Concordo com o artigo e complemento: crer que Cristo ressuscitou não requer provas factuais históricas, pois é algo que se relega ao campo justamente da crença, não das ciências. Esta mistura, pelo menos por hora, é um embate desnecessário. Se minha fé for baseada numa lista específica de acontecimentos ou sua ordem, é minha fé que tem problemas, porque no momento que algum deles for refutado minha fé se ‘estraga’.
“Se minha fé for baseada numa lista específica de acontecimentos ou sua ordem, é minha fé que tem problemas, porque no momento que algum deles for refutado minha fé se ‘estraga’.” ( sic)
Ora, é isso aí .
afinal , quem apareceu primeiro ? O ovo, ou a galinha ? .
No que me toca , alimento a galinha ( a minha fé ) para comer o ovo ( os efeitos dessa mesma fé ) sem colocar a questão de prioridades .

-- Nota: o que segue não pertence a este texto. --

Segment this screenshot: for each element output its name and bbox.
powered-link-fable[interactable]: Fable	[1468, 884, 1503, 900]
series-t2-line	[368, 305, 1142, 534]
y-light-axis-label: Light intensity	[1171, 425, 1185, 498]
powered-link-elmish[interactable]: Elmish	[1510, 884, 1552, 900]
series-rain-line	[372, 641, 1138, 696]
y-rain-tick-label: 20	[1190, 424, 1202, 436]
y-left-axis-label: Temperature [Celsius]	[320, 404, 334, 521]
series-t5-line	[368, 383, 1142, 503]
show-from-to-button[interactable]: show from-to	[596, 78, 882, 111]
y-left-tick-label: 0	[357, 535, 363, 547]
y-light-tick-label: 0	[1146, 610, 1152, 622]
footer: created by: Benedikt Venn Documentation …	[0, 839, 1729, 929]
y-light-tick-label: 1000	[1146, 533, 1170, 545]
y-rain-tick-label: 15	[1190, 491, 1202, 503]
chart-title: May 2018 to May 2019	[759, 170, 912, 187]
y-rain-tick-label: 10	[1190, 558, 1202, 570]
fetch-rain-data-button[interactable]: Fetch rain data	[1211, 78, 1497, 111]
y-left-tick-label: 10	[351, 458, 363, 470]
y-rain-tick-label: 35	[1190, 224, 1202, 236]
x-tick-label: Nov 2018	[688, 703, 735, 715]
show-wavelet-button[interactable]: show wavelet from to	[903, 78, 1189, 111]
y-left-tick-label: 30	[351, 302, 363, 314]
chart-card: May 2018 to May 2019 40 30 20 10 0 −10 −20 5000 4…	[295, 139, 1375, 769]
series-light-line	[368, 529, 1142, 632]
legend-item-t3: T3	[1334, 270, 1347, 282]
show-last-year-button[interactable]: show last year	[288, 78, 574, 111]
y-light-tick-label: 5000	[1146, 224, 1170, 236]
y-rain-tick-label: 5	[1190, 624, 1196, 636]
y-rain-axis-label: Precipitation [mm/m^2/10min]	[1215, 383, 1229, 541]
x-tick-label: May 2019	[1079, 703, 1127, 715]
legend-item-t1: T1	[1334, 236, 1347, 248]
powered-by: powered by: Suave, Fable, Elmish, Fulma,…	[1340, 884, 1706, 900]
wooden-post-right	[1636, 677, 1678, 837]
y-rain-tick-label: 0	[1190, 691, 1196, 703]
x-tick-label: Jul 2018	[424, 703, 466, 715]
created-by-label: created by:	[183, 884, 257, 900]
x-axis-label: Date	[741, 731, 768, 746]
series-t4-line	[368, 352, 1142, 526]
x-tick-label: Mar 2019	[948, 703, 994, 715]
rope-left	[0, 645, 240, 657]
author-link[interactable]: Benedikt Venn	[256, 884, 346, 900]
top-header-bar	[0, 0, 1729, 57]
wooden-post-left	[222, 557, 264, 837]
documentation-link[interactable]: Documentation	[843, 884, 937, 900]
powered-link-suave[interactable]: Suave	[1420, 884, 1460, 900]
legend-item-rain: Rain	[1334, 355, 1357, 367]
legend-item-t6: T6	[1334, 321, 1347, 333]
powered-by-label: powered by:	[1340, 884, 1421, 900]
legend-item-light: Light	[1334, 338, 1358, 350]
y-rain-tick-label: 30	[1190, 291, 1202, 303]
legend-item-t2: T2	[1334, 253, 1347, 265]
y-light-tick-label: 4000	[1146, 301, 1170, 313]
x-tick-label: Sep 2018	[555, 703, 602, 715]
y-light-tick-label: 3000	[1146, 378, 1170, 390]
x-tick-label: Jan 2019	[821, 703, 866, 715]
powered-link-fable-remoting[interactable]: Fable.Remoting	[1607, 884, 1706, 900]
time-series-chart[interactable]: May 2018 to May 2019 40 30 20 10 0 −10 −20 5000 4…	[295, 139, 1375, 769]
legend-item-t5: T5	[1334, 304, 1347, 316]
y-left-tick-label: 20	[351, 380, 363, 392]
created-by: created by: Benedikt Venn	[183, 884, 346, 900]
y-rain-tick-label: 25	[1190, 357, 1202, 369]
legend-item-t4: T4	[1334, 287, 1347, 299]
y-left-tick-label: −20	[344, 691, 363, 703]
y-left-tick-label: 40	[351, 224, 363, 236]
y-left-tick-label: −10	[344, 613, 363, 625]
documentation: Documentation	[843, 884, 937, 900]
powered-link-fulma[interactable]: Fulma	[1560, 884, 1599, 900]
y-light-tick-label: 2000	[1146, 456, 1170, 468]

Boa, Gerson a frase: “…é minha fé que tem problemas, porque no momento que algum deles for refutado minha fé se ‘estraga’.” Penso algo semelhante, uma fé que requer o encontro fatual, absoluto, material e pragmático para permanecer viva, deixa de ser fé ao mesmo tempo que também não é ciência, acaba por se transformar em argumento vazio. Para mim, Cristo continuaria sendo meu redentor ressurreto mesmo que encontrassem seus ossos em alguma caverna oculta na palestina.
“Não é incomum que pessoas vejam seus entes queridos já falecidos: Em um estudo de quase 20 mil pessoas, mais de 13% relatou ver ou ter visto os mortos.”
Um amigo meu, que era agnóstico, perdeu a esposa muito jovem. Um dia (durante o dia) ele estava sentado na sala, lendo um livro quando sua esposa lhe apareceu. Ela lhe ofereceu uma rosa e em seguida desapareceu. Nas palavras dele “Ela parecia viva, de carne e osso.”